The original St John’s Robert Graves Trust website was housed on a server with the researchers in college and was rather a simple affair. It was updated in around 2006 as robertgraves.org with Ian Firla the webmaster:

robertgraves.org consists of three sections: Resources, Robert Graves Society, and the Robert Graves Review. Resources dealt with the Trust and its work, the finding page for the location register, searchable tables of books, TV, recordings, etc

´

The Robert Graves Society pages and the Robert Graves Review (formerly Gravesiana) pages were simpler:

When the Foundation was set up in Mallorca the following two sites were published: fundaciorobertgraves.org, a trilingual site (Spanish, Catalan and English) with biography, bibliography and links; and lacasaderobertgraves.org: This site simply describes the house and garden and allows visitors to make bookings.

The Robert Graves Society has recently decided to upgrade robertgraves.org which has become obsolete and incompatible with notepads and smart phones. It is planned that the new site will have news, biography, music, recordings, and photographs, teaching resources, Facebook, etc., and a search-engine page to the Robert Graves Location Register. It will have links to the Society and to the Journal pages. The Location Register database and the many related tables would be held on separate site together with the Robert Graves Letters database but accessible through robertgraves.org. There will also easy access to the Foundation sites.

End Note

As can be appreciated above, virtually all of the objectives of the St John’s College Robert Graves Trust have been carried forward. In a future phase, I suggest that a researcher or perhaps two will needed to carry forward my work on the Location Register of Robert Graves manuscripts and letters, and to ensure that the database is as complete as possible. As literary executor I receive many requests for help, and the Register leads me to easy answers most queries.

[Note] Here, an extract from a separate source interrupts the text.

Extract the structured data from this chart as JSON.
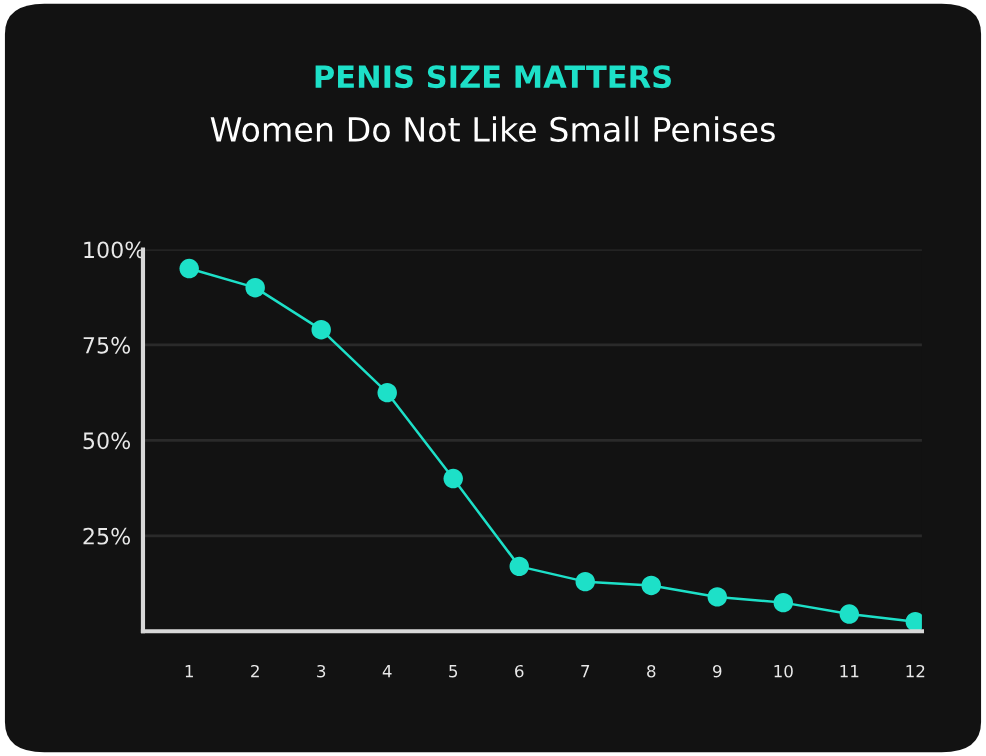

The Robert Graves Letters transcription is a major undertaking. Even before institutions are approached for copies of Robert Graves letters for transcription, there is there are over a thousand letters in the St John’s College collection which require attention. The transcriptions to date (now approaching 1000, reveal one of the most versatile, well connected, knowledgeable and fascinating poets of the twentieth century. Robertgraves.org is a one-stop site for research into this fascinating and little studied figure.

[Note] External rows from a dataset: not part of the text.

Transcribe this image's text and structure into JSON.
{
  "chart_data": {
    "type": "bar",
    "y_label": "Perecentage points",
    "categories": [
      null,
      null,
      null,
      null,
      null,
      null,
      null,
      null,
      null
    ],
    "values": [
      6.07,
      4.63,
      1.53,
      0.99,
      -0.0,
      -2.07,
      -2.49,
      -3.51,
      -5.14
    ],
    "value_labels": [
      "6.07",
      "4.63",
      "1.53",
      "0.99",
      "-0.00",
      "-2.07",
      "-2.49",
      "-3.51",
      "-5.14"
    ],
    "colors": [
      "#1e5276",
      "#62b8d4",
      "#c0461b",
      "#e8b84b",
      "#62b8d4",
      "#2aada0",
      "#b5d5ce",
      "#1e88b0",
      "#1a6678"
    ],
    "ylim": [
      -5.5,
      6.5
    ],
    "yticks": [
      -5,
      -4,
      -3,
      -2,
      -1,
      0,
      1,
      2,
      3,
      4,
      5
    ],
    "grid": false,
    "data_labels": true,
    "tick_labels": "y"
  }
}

New biographies are being written, films and TV shows are in the making, all of which raise Robert Graves’s profile. Will he become Selwyn Jepson’s Shakespeare? Perhaps: they have a lot in common. Time will tell.

William Graves is an author, translator, and geologist. He the oldest son of Robert Graves and his wife Beryl (Pritchard) Graves, author of Wild Olives, Life in Majorca with Robert Graves, and translator of La Diosa Blanco [The White Goddess].